CLOSELY WATCHED TRAINS (Ostre sledované vlaky)

(director/writer: Jiri Menzel; screenwriters: Bohumil Hrabal/based on the novel by Hrabal: Jirí Sust; cinematographer: Jaromír Sofr; editor: Jirina Lukesová; music: Jirí Sust; cast: Vaclav Neckar (Trainee Milos), Jitka Bendova (Conductor Masa), Vladimir Valenta (Stationmaster), Libuse Havelkova (Stationmaster’s Wife), Josef Somr (Train Dispatcher Hubieka), Alois Vachek (Station Assistant), Jitka Zelenohorska (Telegraphist), Vlastimil Brodsky (Nazi Councilor Zednicek), Ferdinand Kruta (Uncle Noneman), Kveta Fialova (The Countess), Nada Urbankova (Victoria Freie), Jiri Menzel (Doctor Brabec); Runtime: 91; MPAA Rating: NR; producer: Zdenek Oves; The Criterion Collection; 1966-Czechoslovakia-in Czech with English subtitles)

“Never letting one quite forget we’re in German-occupied Czechoslovakia and bad things are bound to happen.”

Reviewed by Dennis Schwartz

Czech New Wave director Jiri Menzel, in his directorial film debut, probably watched closely as his pleasing film received the 1967 Academy Award for Best Foreign Language Film.

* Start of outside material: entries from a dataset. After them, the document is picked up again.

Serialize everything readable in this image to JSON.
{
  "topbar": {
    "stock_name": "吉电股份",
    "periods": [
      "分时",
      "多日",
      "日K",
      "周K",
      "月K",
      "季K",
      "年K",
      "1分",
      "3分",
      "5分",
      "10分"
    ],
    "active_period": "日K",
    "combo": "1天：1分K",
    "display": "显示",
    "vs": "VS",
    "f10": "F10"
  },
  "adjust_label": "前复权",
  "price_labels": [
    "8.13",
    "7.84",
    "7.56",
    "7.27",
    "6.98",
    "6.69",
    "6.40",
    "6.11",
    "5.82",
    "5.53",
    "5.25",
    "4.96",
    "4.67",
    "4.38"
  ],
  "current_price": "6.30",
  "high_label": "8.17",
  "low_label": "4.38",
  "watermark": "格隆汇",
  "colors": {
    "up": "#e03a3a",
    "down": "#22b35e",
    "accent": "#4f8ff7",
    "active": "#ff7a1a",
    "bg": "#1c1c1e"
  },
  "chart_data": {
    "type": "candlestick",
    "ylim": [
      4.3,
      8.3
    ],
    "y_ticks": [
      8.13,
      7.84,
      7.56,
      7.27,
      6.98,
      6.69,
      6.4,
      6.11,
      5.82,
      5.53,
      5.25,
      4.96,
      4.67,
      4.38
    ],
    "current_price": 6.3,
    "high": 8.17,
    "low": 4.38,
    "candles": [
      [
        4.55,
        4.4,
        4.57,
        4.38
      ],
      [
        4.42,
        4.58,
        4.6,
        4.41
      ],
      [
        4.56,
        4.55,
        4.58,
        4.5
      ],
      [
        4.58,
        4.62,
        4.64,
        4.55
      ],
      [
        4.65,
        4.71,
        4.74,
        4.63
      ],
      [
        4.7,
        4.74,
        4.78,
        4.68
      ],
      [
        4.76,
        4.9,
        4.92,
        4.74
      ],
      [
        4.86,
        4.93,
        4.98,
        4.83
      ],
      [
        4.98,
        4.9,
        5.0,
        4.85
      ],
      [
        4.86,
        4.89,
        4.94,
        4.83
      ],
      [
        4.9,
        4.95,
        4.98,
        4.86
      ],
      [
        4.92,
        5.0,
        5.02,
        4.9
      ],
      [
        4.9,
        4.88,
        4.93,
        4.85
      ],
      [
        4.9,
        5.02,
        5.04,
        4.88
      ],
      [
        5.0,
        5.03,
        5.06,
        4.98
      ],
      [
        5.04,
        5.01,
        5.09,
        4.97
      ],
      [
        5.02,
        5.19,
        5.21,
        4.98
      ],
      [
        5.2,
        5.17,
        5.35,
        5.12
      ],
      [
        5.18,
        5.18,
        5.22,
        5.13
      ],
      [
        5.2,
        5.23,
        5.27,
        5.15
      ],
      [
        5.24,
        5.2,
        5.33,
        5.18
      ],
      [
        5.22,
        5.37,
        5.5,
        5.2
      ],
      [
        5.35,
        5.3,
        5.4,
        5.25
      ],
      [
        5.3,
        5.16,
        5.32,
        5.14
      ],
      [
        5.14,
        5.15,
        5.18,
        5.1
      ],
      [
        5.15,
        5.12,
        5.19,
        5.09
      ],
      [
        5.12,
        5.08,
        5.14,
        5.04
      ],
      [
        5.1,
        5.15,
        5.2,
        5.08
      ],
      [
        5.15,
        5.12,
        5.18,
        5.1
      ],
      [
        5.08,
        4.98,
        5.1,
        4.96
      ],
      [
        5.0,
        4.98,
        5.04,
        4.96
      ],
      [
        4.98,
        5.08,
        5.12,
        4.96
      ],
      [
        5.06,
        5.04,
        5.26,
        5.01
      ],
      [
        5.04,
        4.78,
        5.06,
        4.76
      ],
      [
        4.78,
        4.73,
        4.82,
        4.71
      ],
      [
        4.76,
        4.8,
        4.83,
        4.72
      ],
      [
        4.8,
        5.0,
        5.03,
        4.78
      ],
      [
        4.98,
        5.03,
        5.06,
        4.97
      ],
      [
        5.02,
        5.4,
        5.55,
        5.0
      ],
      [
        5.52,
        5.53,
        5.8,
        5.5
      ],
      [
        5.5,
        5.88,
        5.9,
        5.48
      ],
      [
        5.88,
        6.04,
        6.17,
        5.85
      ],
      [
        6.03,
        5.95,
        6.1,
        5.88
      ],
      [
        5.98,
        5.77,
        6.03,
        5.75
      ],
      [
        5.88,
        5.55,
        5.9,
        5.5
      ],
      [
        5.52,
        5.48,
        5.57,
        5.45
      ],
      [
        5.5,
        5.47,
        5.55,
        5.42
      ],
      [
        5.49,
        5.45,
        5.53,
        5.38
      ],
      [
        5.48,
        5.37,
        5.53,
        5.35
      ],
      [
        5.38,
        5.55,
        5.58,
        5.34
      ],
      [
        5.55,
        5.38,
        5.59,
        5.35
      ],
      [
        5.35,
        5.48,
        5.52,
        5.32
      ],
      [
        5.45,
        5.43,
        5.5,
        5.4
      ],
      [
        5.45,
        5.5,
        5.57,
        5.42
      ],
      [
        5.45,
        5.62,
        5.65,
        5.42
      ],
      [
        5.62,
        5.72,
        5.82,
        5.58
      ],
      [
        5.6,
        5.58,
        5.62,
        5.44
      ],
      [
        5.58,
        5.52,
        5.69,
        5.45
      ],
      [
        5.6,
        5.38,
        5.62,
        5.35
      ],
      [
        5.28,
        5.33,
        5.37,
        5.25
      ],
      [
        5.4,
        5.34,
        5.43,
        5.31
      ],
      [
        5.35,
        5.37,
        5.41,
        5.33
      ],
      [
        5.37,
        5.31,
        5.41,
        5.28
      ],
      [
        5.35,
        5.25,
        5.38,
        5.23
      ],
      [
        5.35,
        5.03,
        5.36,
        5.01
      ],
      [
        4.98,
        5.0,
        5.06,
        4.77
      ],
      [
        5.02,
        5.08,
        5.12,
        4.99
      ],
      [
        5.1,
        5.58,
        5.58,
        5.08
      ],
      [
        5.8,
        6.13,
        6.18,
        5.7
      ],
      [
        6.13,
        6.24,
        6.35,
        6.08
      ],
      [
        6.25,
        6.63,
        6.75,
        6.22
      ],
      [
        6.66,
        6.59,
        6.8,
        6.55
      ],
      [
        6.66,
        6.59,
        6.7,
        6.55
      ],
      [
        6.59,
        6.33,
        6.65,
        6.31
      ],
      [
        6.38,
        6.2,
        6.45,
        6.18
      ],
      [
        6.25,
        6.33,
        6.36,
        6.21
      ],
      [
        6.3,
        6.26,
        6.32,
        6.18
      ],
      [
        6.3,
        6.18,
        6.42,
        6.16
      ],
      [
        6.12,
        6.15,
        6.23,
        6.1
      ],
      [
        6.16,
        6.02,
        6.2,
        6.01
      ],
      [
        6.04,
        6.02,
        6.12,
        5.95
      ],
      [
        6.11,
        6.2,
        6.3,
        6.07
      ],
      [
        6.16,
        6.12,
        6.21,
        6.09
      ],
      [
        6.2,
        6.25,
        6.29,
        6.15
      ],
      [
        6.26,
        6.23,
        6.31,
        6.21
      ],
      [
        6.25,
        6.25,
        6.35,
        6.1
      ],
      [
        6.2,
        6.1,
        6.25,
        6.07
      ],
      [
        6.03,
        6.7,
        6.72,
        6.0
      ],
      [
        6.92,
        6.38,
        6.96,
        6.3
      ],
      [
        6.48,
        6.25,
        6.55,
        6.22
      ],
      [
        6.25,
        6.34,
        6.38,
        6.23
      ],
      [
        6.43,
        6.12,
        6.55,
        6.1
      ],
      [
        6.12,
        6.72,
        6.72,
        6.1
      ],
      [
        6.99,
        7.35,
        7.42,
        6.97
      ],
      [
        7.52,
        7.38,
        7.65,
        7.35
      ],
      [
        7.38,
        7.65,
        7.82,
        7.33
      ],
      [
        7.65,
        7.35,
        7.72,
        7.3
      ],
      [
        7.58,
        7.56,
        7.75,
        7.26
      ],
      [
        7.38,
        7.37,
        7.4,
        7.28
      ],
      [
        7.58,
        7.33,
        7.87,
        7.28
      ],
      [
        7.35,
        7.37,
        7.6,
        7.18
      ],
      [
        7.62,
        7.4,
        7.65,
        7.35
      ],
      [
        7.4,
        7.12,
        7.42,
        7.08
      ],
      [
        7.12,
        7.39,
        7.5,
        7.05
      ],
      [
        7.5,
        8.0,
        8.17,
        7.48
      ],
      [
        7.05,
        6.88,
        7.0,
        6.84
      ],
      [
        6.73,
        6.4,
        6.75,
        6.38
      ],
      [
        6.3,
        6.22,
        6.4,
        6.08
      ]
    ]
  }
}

It’s based on the novel by Bohumil Hrabal and co-written by him with the director. The title is taken from the term used by the Nazis for the German munitions and troop trains that were given priority passage through their occupied country during World War II. The film starts as a lighthearted coming-of-age folk tale about a diffident young apprentice train dispatcher, Milo (Vaclav Neckar), in a sleepy backwater depot, Kostomlaty, in a part of Czechoslovakia where nothing important happens except for a few sexual dalliances until things gradually grow darker and darker.

Milo has a pretty young train conductor girlfriend, Masa (Jitka Bendova), but when they go to her photographer uncle’s studio to spend the night he’s impotent. The despondent lad tries to slash his wrists in a hotel, but that attempt fails and he’s told by the sympathetic doctor to find an experienced girl. The young pup is anxious to lose his virginity and comes to admire veteran train dispatcher Hubieka (Josef Somr), a real ladies man even though by looking at him you would never know it. Hubicka has never been promoted, but he has a lot of fun on a job that’s not too demanding and uses the arrogant stationmaster’s office sofa to entertain his lady friends. The stationmaster (Vladimir Valenta) is a pigeon-fancier who only appears from time to time to shout out Sodom and Gomorrah and then retreat back to his pigeons.

Things get more dicey when Hubicka secretly plans to blow up a German munitions train when it passes through the town. This brings a resistance fighter woman to town who goes by the underground handle of Victoria Freie (Nada Urbankova), and learning of the lad’s plight takes him to bed and makes his night by being the perfect teacher.

Menzel provides a good balance between Buster Keaton-like slapstick comedy (Hubicka rubber-stamping the backside of a peasant girl telegraphist and having a twerp-like Nazi councilor Zednicek discipline him for it) and tragedy (the blowing up of the train comes with a human price tag), never letting one quite forget we’re in German-occupied Czechoslovakia and bad things are bound to happen.